Of course, his definition has now become almost as famous as it is erroneous. Yet that fame could mistakenly lead one to think that this was an early example of Dawkins’ departure from science into the world of atheistic diatribe; it absolutely is not. It is merely an example that he used to illustrate his innovative idea on the transmission of information. Of course, subsequent decades of works on memetics have proved fruitless, and it is now abandoned as a serious line of enquiry by all but a vocal minority (here, I think of Susan Blackmore). If this surprises you, I would point you to the last ever edition of the journal of memetics where the situation was summed up quite nicely.

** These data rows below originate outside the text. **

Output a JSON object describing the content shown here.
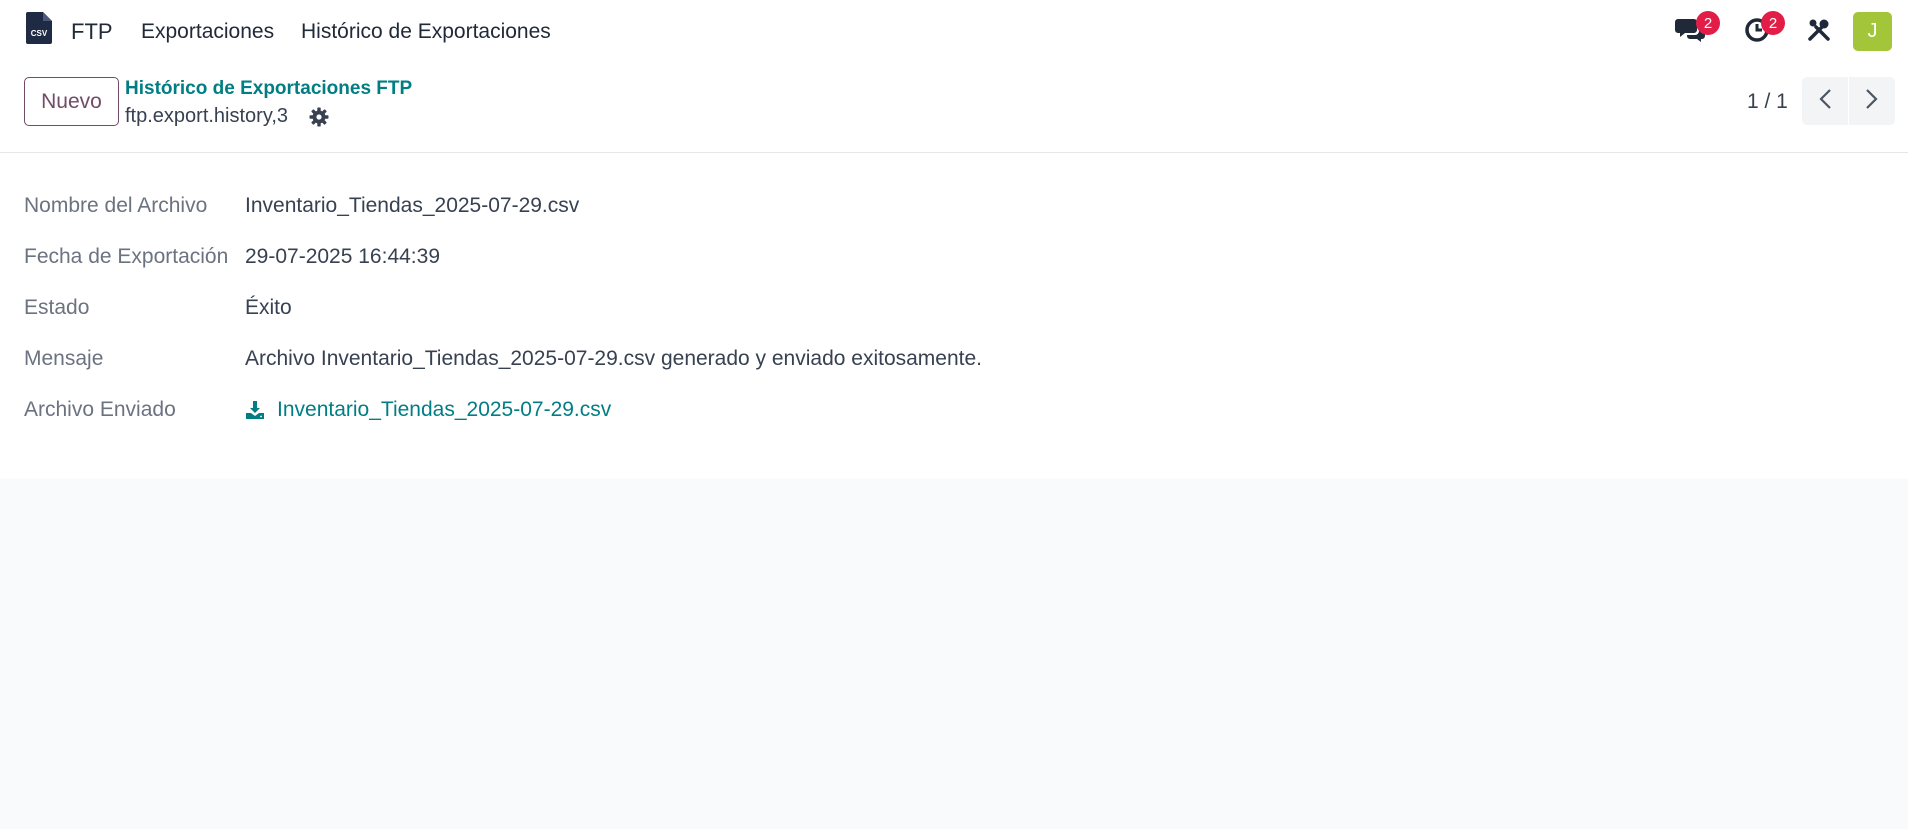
{
  "navbar": {
    "app_icon": "csv-file-icon",
    "app_name": "FTP",
    "menu": [
      "Exportaciones",
      "Histórico de Exportaciones"
    ],
    "messages_badge": "2",
    "activities_badge": "2",
    "avatar_initial": "J",
    "avatar_color": "#a3c53a"
  },
  "control_panel": {
    "new_label": "Nuevo",
    "breadcrumb": "Histórico de Exportaciones FTP",
    "record_name": "ftp.export.history,3",
    "pager": "1 / 1"
  },
  "form": {
    "fields": [
      {
        "label": "Nombre del Archivo",
        "value": "Inventario_Tiendas_2025-07-29.csv"
      },
      {
        "label": "Fecha de Exportación",
        "value": "29-07-2025 16:44:39"
      },
      {
        "label": "Estado",
        "value": "Éxito"
      },
      {
        "label": "Mensaje",
        "value": "Archivo Inventario_Tiendas_2025-07-29.csv generado y enviado exitosamente."
      },
      {
        "label": "Archivo Enviado",
        "value": "Inventario_Tiendas_2025-07-29.csv",
        "icon": "download-icon"
      }
    ]
  },
  "colors": {
    "brand": "#714b67",
    "link": "#017e84",
    "badge": "#e11d48"
  }
}
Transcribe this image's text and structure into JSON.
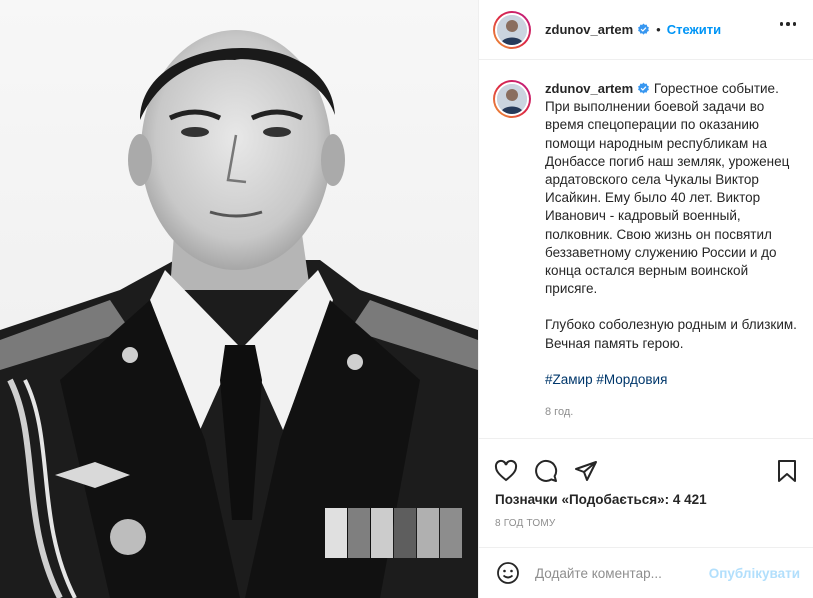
{
  "post": {
    "username": "zdunov_artem",
    "follow_label": "Стежити",
    "separator": "•",
    "caption_lines": [
      "Горестное событие.",
      "При выполнении боевой задачи во время спецоперации по оказанию помощи народным республикам на Донбассе погиб наш земляк, уроженец ардатовского села Чукалы Виктор Исайкин. Ему было 40 лет. Виктор Иванович - кадровый военный, полковник. Свою жизнь он посвятил беззаветному служению России и до конца остался верным воинской присяге.",
      "Глубоко соболезную родным и близким. Вечная память герою."
    ],
    "hashtags": [
      "#Zамир",
      "#Мордовия"
    ],
    "caption_age": "8 год.",
    "likes_label": "Позначки «Подобається»: 4 421",
    "post_time": "8 ГОД ТОМУ",
    "comment_placeholder": "Додайте коментар...",
    "publish_label": "Опублікувати"
  },
  "colors": {
    "verified": "#3897f0",
    "follow": "#0095f6",
    "hashtag": "#00376b",
    "muted": "#8e8e8e",
    "publish_disabled": "#b2dffc"
  },
  "icons": {
    "verified": "verified-badge-icon",
    "more": "more-options-icon",
    "like": "heart-icon",
    "comment": "comment-icon",
    "share": "share-icon",
    "save": "bookmark-icon",
    "emoji": "emoji-icon"
  }
}
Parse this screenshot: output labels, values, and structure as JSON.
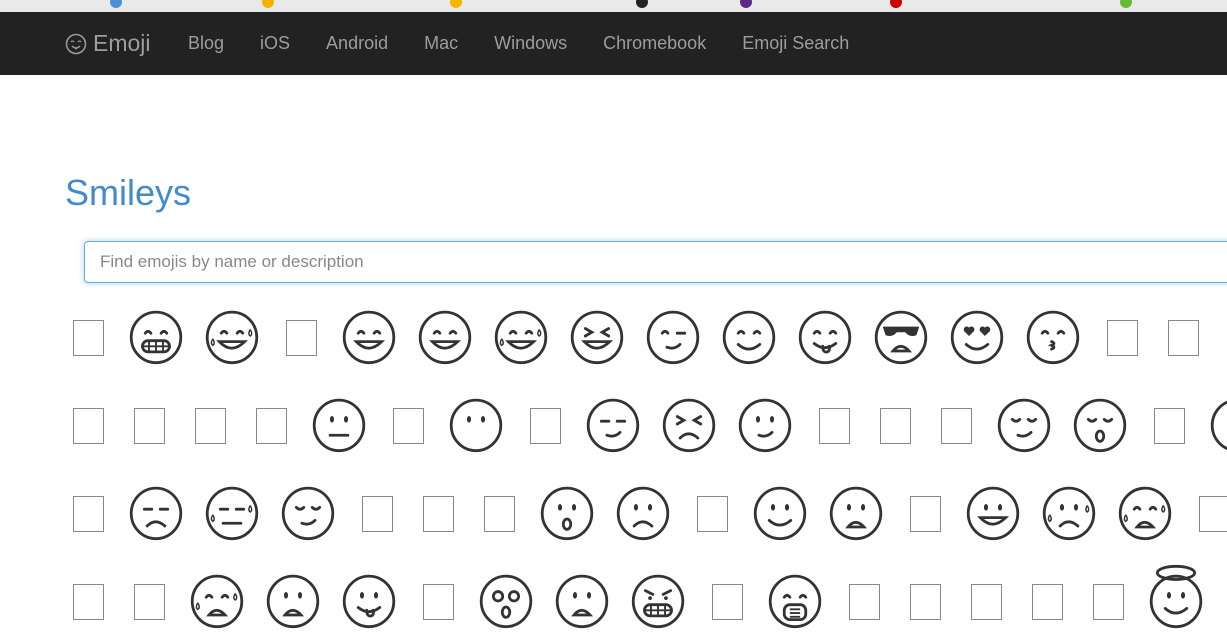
{
  "nav": {
    "brand": "Emoji",
    "links": [
      "Blog",
      "iOS",
      "Android",
      "Mac",
      "Windows",
      "Chromebook",
      "Emoji Search"
    ]
  },
  "page_title": "Smileys",
  "search": {
    "placeholder": "Find emojis by name or description",
    "value": ""
  },
  "colors": {
    "nav_bg": "#222222",
    "nav_text": "#9d9d9d",
    "title": "#428bca",
    "focus_border": "#66afe9"
  },
  "grid": [
    [
      "tofu",
      "grin-teeth",
      "joy",
      "tofu",
      "smile-open",
      "smile-open",
      "sweat-smile",
      "laughing",
      "wink",
      "smile",
      "yum",
      "sunglasses",
      "heart-eyes",
      "kiss",
      "tofu",
      "tofu"
    ],
    [
      "tofu",
      "tofu",
      "tofu",
      "tofu",
      "neutral",
      "tofu",
      "no-mouth",
      "tofu",
      "smirk",
      "persevere",
      "thinking-up",
      "tofu",
      "tofu",
      "tofu",
      "relieved",
      "sleepy",
      "tofu",
      "sweat-drop"
    ],
    [
      "tofu",
      "unamused",
      "sweat",
      "pensive",
      "tofu",
      "tofu",
      "tofu",
      "open-mouth",
      "frowning",
      "tofu",
      "silly",
      "anguished",
      "tofu",
      "grin-big",
      "cry",
      "sob",
      "tofu"
    ],
    [
      "tofu",
      "tofu",
      "scream",
      "fearful",
      "tongue",
      "tofu",
      "dizzy",
      "worried",
      "angry-teeth",
      "tofu",
      "mask",
      "tofu",
      "tofu",
      "tofu",
      "tofu",
      "tofu",
      "halo"
    ]
  ]
}
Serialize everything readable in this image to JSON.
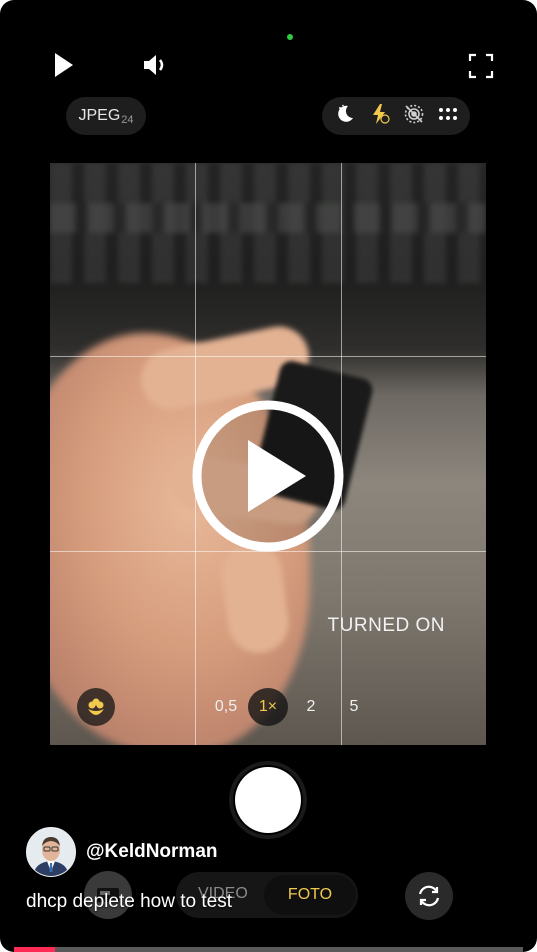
{
  "top_controls": {
    "play_icon": "play-icon",
    "volume_icon": "volume-icon",
    "fullscreen_icon": "fullscreen-icon"
  },
  "camera": {
    "format_label": "JPEG",
    "format_sub": "24",
    "mode_icons": [
      "night-mode-icon",
      "flash-auto-icon",
      "live-off-icon",
      "more-grid-icon"
    ],
    "overlay_text": "TURNED ON",
    "zoom_options": [
      {
        "label": "0,5",
        "active": false
      },
      {
        "label": "1×",
        "active": true
      },
      {
        "label": "2",
        "active": false
      },
      {
        "label": "5",
        "active": false
      }
    ],
    "capture_modes": {
      "video": "VIDEO",
      "photo": "FOTO"
    }
  },
  "post": {
    "username": "@KeldNorman",
    "caption": "dhcp deplete how to test"
  },
  "progress": 0.08,
  "colors": {
    "accent_yellow": "#f2c94c",
    "progress_red": "#fe2c55",
    "status_green": "#2ecc40"
  }
}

Following on from this, Dawkins looks at game theory which may seem out of place in a biology book, but which serves as a useful introduction to anyone who has not encountered it before. The book concludes with an additional chapter not included in the original edition. It is a concise summary of the follow-up book, The Extended Phenotype. It’s not an extract for a sequel, which I have seen in some publications, but it serves the same purpose, as an advert for the reader to make a further purchase. In this respect, it is quite successful, as it is as immensely fascinating as the rest of The Selfish Gene.
Though some of its ideas have now had severe doubt cast upon them, The Selfish Gene still stands as a wonderful pop science book on biology, and I would recommend it to anyone interested in science.